Winged Victory (Nike) bronze statue against background of Trajan’s Column and dome of Santa Maria di Loreto church. Rome, Italy.
I have always been fascinated by the period of transition from the Paganism of Ancient Rome to the Christianity of the last days of the Western Roman Empire. It was in AD 313 when Constantine declared Christianity to be the official religion of the empire with his Edict of Milan; and it was in AD 476 when the Western empire fell.

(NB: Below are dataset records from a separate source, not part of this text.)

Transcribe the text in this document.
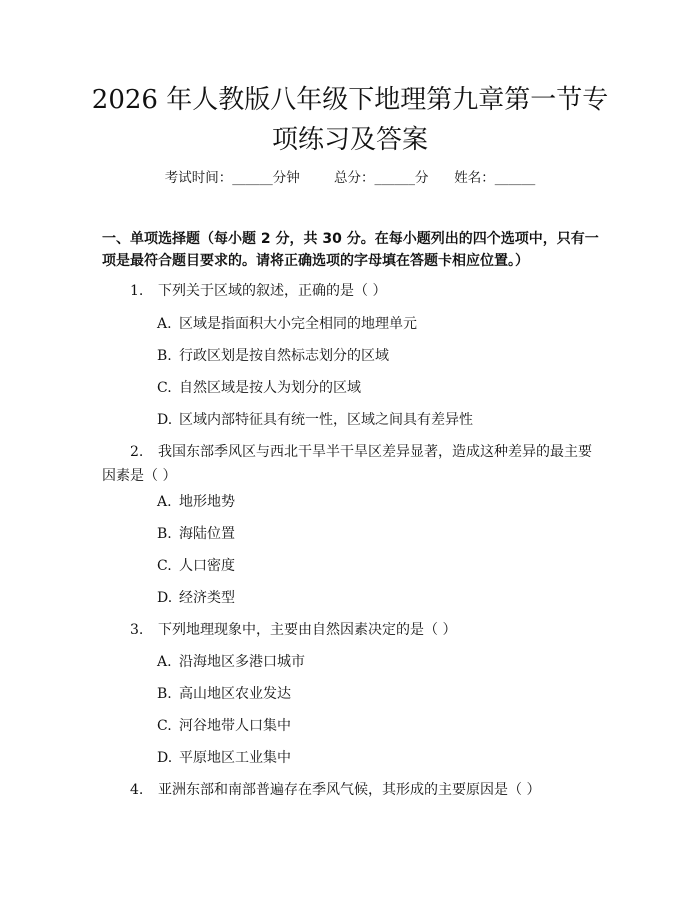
2026 年人教版八年级下地理第九章第一节专项练习及答案
考试时间：______分钟	总分：______分 姓名：______
一、单项选择题（每小题 2 分，共 30 分。在每小题列出的四个选项中，只有一项是最符合题目要求的。请将正确选项的字母填在答题卡相应位置。）
1. 下列关于区域的叙述，正确的是（ ）
A. 区域是指面积大小完全相同的地理单元
B. 行政区划是按自然标志划分的区域
C. 自然区域是按人为划分的区域
D. 区域内部特征具有统一性，区域之间具有差异性
2. 我国东部季风区与西北干旱半干旱区差异显著，造成这种差异的最主要因素是（ ）
A. 地形地势
B. 海陆位置
C. 人口密度
D. 经济类型
3. 下列地理现象中，主要由自然因素决定的是（ ）
A. 沿海地区多港口城市
B. 高山地区农业发达
C. 河谷地带人口集中
D. 平原地区工业集中
4. 亚洲东部和南部普遍存在季风气候，其形成的主要原因是（ ）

Naturally, the transition was not sudden. In AD 375, the Emperor Gratian had the Altar of Victory removed from the Roman Senate, this despite the fact that most of the members of the Senate were still Pagans. On that occasion, Quintus Aurelius Symmachus complained to the emperor: “Grant, I implore you, that we who are old men may leave to posterity that which we received as boys.” He goes on:
All things … are full of God, and no place is safe for perjurers, but the fear of transgression is greatly spurred by the consciousness of the very presence of deity. That altar contains in itself the harmony of the members of our order and the good faith of each of them individually. Nor does anything so much contribute to the authority of the Senate’s decrees, as the fact that one body, sworn to the same oath, has resolved them. Greco-Roman Paganism is to us a ridiculous body of myths, but to the Roman Senators, making sacrifices to the Altar of Victory was not only patriotic but an act of piety.
Symmachus continues:
Let me use my ancestral ceremonies, she says, for I do not repent me of them. Let me live after my own way; for I am free. This was the cult that drove Hannibal from the walls of Rome and the Gauls from the Capitolium. Am I kept for this, to be chastised in my old age?… I do but ask peace for the gods of our fathers, the native gods of Rome. It is right that what all adore should be deemed one. We all look up at the same stars. We have a common sky. A common firmament encompasses us. What matters it by what kind of learned theory each man looketh for the truth? There is no one way that will take us to so mighty a secret. All this is matter of discussion for men of leisure. We offer your majesties not a debate but a plea.
This plea did not sit well with the new Christian orthodoxy of the empire. St. Ambrose wrote the official response, which was essentially that Christianity was replacing the old order of things.
Interestingly, it is now Christianity that seems to be on the defensive … to be replaced by—whatever.